In such circles, one could participate in traditional table games and games against the bank, but casino games based on pure chance, such as blackjack, roulette and slot machines, remained prohibited. The greatest professionals of Texas Hold’em came to play poker in Paris thanks to prestigious tournaments like the World Poker Tour and the World Series of Poker. All these gaming houses were managed under the 1901 Act for associations, supposedly non-profit, which ended up leading them to their destruction. Faced with the opacity of the accounting at some places, the government went to war against such establishments at the end of the 2000s, gradually putting an end to the great era of gambling circles in Paris.
The Cercle Clichy Montmartre, a long holdout, was the very last circle to close its doors in fall 2018, thus marking the conclusion of the long epic of these places steeped in history, where an office worker, footballer, and CEO could mingle. Although a heavy blow in the relationship between gaming and Paris, history once again had not said its last word.
TRANSFORMATION FROM GAMING CIRCLES TO GAMING CLUBS IN PARIS
While the difference in name may seem slight, it is nevertheless of great importance in substance. On January 1, 2018, a new legal framework for gambling in Paris opened the door to a new kind of establishment: gaming clubs. Unlike gaming circles, they are commercial companies with an auditor. This new system, which allows more transparency, would be tested for five years.

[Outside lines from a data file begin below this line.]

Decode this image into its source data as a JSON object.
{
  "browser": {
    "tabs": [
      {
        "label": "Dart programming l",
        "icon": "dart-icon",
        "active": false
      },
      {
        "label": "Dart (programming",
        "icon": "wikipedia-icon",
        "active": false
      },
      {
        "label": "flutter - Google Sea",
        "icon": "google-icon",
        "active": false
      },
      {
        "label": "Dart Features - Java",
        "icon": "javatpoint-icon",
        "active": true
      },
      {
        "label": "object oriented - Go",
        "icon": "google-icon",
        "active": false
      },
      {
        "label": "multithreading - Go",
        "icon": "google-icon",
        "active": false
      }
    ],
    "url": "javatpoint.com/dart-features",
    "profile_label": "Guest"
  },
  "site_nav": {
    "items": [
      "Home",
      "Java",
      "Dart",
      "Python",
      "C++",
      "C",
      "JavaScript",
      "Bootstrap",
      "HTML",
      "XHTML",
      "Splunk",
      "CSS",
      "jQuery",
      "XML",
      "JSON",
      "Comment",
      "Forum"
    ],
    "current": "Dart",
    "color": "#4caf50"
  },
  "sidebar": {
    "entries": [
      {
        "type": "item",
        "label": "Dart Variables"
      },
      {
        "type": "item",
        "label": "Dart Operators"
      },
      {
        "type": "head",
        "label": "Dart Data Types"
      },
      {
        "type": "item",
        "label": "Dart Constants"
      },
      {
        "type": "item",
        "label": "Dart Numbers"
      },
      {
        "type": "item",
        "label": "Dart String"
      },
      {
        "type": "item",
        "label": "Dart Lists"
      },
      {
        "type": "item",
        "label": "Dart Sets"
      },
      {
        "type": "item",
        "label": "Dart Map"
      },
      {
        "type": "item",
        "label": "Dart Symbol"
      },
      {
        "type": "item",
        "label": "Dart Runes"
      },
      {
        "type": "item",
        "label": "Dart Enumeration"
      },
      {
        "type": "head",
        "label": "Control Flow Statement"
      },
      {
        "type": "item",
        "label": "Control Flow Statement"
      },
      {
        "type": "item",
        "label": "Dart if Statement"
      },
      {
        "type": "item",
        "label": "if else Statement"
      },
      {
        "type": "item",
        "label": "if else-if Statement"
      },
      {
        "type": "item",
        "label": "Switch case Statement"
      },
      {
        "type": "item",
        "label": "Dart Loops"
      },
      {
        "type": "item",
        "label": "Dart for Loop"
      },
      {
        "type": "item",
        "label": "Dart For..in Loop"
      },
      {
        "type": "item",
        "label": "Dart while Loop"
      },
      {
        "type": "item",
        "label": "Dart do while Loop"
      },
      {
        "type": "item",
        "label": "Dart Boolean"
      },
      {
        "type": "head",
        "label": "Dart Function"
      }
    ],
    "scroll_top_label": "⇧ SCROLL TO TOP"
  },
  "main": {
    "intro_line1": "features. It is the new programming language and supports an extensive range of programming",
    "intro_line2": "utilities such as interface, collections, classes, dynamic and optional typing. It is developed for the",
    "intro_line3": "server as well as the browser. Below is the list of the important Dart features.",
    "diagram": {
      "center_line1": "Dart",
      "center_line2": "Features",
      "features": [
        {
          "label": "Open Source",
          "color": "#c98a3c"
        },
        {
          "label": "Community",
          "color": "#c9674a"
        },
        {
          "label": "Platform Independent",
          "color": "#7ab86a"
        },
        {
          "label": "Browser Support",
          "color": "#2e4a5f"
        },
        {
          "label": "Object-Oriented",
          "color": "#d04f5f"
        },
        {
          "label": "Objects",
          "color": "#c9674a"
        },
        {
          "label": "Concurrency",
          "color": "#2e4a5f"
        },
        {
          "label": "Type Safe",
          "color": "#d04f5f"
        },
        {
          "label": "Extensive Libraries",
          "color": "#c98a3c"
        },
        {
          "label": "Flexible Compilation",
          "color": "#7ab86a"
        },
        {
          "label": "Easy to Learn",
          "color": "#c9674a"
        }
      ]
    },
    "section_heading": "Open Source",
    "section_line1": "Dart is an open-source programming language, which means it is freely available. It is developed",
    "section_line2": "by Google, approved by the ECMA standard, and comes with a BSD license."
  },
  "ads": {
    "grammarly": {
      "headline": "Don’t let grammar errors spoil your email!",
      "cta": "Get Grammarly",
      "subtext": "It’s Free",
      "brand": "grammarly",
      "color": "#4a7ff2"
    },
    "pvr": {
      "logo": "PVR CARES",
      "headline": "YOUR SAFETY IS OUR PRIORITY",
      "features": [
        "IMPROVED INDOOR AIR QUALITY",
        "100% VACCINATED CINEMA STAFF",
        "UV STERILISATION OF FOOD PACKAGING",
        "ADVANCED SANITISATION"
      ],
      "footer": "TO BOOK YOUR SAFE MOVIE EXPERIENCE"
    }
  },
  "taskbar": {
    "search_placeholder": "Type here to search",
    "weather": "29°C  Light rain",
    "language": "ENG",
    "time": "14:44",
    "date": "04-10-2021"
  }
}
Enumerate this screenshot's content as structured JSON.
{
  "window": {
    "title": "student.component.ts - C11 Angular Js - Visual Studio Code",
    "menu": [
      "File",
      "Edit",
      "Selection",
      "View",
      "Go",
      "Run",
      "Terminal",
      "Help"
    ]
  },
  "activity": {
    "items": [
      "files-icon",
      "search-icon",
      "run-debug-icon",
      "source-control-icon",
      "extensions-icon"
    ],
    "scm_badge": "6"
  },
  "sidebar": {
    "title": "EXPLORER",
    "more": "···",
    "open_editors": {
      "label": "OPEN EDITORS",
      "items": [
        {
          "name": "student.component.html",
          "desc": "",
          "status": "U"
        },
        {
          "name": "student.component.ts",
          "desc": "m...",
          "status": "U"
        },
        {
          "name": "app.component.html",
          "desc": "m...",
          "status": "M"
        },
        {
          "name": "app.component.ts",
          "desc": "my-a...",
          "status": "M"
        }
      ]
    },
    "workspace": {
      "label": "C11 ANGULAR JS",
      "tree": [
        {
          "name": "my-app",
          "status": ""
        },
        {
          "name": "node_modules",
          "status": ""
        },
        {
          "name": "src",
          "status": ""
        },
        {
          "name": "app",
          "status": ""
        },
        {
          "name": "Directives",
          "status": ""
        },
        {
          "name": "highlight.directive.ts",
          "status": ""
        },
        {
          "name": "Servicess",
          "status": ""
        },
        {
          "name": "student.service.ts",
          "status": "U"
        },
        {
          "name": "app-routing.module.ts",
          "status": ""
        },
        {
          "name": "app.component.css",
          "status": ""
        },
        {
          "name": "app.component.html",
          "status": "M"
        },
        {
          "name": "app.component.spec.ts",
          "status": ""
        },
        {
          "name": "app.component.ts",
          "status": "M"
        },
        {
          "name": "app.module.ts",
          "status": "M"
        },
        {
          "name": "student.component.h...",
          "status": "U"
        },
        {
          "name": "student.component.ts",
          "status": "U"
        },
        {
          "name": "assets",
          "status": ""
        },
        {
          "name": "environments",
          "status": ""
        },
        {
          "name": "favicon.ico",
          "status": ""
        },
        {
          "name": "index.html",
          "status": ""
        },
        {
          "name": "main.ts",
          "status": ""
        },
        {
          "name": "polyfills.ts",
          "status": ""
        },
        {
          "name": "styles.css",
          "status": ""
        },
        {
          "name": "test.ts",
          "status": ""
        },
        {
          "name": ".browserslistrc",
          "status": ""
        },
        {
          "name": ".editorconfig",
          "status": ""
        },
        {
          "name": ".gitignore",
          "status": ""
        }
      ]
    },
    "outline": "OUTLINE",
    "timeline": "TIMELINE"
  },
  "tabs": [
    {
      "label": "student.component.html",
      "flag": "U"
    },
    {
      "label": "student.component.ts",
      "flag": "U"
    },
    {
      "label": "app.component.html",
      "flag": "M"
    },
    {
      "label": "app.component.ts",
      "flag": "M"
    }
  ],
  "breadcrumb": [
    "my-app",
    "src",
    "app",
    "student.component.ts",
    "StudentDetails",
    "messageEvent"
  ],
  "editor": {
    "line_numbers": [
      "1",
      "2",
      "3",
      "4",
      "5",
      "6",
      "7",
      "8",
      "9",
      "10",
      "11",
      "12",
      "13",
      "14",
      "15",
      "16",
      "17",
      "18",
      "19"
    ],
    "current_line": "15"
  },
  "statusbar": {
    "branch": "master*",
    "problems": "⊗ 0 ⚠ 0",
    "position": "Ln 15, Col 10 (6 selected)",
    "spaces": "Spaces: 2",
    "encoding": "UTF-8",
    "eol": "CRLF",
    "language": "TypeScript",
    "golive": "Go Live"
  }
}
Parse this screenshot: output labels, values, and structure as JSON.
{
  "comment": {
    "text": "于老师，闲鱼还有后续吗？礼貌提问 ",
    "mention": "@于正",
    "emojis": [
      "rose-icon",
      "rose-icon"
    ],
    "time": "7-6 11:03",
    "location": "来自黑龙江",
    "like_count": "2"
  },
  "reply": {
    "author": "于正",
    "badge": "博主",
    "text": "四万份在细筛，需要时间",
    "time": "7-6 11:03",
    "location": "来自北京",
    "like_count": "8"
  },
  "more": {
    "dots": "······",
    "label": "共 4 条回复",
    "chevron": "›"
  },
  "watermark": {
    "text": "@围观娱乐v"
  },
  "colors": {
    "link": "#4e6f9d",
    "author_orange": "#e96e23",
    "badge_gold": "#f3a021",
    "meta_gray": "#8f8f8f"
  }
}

As these are still not casinos, players do not have the opportunity to try their luck at games of pure chance like roulette, blackjack, and slot machines. On the other hand, they are free to participate in a poker tournament, cash games like Texas Hold’em and Omaha, or banking games such as mah-jongg, baccarat or the popular Poker 21 (also called the Blackjack Parisian Style). Club Pierre Charron thus offers nine table games in addition to its poker offering.
New hot spots for Parisian nights, gaming clubs represent the “new age” of gambling in Paris, offering the best of French chic for gambling enthusiasts, legally. Club Pierre Charron perfectly represents all these values by focusing everything on the gaming experience: “A club created by a player, for players”.